Heat Transport and Dissipation in 2.5D Rotating Internally Heated and Cooled Convection (2507.06673v1)

Abstract: Models of astrophysical convection, such as mixing length theory, typically assume that the heat transport is independent of microphysical diffusivities. Such 'diffusion-free' behaviour is, however, not observed in numerical simulations employing standard fixed-flux or fixed-temperature boundary conditions, except possibly in extreme parameter regimes that are computationally expensive to achieve. Recent numerical and experimental work has suggested that internally heated and cooled convection can exhibit diffusion-free scalings in more numerically accessible regimes. Here, we present direct numerical simulations of 2.5D Cartesian rotating thermal convection driven by an internal heating and cooling function. The use of distributed heating and cooling functions alleviates sharp thermal boundary layers that would otherwise be present, allowing the flows to be simulated with modest computational resources.
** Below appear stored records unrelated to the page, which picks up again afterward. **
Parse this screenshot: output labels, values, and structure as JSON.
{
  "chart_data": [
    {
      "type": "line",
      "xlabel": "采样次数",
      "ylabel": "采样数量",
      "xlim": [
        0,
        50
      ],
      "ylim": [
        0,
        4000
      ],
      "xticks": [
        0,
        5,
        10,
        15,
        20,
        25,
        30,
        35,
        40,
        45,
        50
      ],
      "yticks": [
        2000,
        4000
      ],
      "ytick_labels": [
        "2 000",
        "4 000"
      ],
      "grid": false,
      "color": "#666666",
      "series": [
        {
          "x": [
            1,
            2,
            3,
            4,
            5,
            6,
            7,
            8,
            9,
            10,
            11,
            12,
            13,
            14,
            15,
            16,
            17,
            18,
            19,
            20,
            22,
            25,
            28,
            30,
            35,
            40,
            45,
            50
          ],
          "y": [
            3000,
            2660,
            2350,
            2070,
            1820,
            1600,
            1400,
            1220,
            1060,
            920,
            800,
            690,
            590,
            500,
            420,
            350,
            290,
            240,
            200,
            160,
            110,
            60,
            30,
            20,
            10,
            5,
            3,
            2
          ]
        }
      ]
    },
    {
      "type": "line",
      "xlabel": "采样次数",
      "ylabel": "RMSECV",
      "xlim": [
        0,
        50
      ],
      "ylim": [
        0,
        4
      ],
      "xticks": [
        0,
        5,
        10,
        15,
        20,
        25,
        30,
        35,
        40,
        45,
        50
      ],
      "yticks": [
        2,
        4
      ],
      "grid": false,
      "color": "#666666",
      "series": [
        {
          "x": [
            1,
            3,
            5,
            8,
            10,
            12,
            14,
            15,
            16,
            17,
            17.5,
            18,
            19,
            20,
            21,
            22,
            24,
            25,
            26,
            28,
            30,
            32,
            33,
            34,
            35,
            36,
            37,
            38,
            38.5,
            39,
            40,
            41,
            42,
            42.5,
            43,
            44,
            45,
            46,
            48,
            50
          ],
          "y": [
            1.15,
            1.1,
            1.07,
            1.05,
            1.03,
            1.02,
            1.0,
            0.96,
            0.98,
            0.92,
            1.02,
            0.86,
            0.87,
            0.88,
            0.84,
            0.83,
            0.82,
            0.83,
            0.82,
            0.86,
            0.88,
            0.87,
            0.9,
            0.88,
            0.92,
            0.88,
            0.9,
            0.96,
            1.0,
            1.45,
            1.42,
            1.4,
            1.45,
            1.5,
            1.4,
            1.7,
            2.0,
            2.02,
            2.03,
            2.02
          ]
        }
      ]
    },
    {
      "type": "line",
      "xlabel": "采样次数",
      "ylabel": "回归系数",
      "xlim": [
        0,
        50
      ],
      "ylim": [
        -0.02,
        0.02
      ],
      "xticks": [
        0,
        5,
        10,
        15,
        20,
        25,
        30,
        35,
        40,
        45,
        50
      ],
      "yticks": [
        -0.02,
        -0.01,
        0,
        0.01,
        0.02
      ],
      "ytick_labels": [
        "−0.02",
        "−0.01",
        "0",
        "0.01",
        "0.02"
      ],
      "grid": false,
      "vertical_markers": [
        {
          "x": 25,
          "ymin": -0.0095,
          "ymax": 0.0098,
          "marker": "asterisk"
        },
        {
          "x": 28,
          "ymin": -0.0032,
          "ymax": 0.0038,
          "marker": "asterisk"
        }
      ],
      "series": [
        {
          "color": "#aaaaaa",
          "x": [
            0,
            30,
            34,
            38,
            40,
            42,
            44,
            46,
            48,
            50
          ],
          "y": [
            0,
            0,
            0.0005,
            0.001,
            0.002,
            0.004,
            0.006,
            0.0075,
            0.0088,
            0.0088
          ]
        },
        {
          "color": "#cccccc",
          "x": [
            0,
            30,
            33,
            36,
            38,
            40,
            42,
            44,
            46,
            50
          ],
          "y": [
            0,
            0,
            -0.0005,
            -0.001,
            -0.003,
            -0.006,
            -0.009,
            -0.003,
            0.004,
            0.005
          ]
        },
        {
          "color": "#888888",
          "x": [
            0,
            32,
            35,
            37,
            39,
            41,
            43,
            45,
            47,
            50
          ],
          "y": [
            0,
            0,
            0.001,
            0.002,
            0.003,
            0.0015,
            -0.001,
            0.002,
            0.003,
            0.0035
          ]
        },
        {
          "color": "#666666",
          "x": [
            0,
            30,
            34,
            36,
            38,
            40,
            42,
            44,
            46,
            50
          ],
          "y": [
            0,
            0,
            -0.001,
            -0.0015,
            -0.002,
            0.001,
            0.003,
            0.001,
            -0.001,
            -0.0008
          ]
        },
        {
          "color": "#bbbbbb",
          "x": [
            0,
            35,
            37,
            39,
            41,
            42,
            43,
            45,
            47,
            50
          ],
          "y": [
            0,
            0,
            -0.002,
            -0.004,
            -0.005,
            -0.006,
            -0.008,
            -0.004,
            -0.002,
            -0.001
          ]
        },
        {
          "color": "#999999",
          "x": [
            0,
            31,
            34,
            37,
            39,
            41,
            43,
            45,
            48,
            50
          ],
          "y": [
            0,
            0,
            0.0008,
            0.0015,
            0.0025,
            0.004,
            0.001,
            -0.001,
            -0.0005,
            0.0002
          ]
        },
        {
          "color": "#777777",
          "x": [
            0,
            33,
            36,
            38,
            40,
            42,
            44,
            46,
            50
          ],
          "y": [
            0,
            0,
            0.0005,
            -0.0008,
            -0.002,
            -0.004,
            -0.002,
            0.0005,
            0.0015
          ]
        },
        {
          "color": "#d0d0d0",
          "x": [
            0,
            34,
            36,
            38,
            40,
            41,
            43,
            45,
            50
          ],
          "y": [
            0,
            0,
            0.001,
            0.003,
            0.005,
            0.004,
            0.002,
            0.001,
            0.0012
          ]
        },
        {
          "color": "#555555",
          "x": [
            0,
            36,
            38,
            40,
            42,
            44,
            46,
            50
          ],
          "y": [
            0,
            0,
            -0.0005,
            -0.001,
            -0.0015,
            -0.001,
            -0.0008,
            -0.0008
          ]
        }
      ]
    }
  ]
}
We show that for high Rossby numbers this set-up recovers mixing length theory scalings for the heat transport. The velocity amplitudes, in contrast, are observed to display diffusion-limited scalings. By comparing against boundary driven rotating convection, we show that internally heated cases have a larger fraction of their thermal dissipation occuring in the bulk of the fluid. We suggest this is connected to the increased convective efficiency observed in these cases. Our results indicate that 2.5D internally heated convection can be used as a computationally inexpensive test-bed to investigate some aspects of diffusion-free heat transport.